Bref, l'organisation linguistique de l'Europe et du monde en général est fondée sur une impressionnante série de tromperies, qui se répètent de discours en discours, d'article en article, soit que les propagateurs de contrevérités soient de mauvaise foi, soit – et c'est certainement le plus souvent le cas – parce qu'ils répètent ce qui se dit sans prendre la peine de vérifier les faits et sans penser aux conséquences de cette propagation d'idées fallacieuses.
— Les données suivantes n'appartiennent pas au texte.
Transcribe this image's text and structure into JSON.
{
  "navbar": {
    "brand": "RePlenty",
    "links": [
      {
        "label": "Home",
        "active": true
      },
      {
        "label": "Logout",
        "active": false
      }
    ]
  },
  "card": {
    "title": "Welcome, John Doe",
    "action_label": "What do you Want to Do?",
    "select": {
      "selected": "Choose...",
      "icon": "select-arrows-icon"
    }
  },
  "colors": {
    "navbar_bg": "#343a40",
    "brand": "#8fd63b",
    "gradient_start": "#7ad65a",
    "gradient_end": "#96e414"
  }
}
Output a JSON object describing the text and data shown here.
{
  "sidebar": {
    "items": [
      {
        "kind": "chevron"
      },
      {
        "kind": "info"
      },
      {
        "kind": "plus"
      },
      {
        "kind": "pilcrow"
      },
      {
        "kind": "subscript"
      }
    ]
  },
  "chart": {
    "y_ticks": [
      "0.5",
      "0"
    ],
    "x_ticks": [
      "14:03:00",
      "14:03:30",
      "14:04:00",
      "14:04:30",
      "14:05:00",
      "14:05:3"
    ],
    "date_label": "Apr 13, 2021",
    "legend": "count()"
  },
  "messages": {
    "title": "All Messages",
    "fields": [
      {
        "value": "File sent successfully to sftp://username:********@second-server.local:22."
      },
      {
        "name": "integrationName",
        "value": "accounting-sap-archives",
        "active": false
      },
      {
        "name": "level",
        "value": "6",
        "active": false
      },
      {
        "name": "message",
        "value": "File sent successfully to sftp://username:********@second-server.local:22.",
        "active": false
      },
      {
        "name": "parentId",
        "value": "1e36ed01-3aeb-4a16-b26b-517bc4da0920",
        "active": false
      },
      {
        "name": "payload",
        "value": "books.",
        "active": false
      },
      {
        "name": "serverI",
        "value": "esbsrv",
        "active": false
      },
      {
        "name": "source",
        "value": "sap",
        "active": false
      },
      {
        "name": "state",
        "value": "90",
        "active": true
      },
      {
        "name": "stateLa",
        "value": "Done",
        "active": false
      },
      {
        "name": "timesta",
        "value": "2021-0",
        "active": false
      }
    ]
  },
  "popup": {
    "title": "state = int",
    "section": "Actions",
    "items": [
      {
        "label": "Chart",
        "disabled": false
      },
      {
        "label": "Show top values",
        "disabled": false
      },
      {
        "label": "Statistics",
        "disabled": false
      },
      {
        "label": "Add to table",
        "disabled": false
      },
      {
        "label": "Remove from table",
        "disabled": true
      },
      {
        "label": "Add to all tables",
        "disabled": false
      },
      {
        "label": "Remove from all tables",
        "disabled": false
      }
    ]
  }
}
Que comptez-vous faire, Monsieur le Commissaire, que compte faire la Commission pour rétablir la vérité. Le choix de l'anglais comme moyen de communication prédominant n'a jamais fait l'objet d'une décision démocratique, jamais on n'a informé honnêtement le public, jamais on n'a laissé les citoyens choisir librement. Le véritable esprit démocratique exige que les hauts responsables de la société se documentent objectivement sur les avantages et les inconvénients des diverses options, dont l'espéranto, en informent honnêtement les citoyens, dénoncent les tromperies et laissent à la population le soin de choisir librement en connaissance de cause. Contestez-vous cette façon d'aborder la question? Si oui, sur quoi fondez-vous votre position?

Si vous continuez sur la voie de l'inertie, nous saurons que la démocratie n'a rien à attendre des institutions européennes. En effet, toute tromperie, même diffusée de bonne foi, ne peut conduire qu'à une évolution antidémocratique.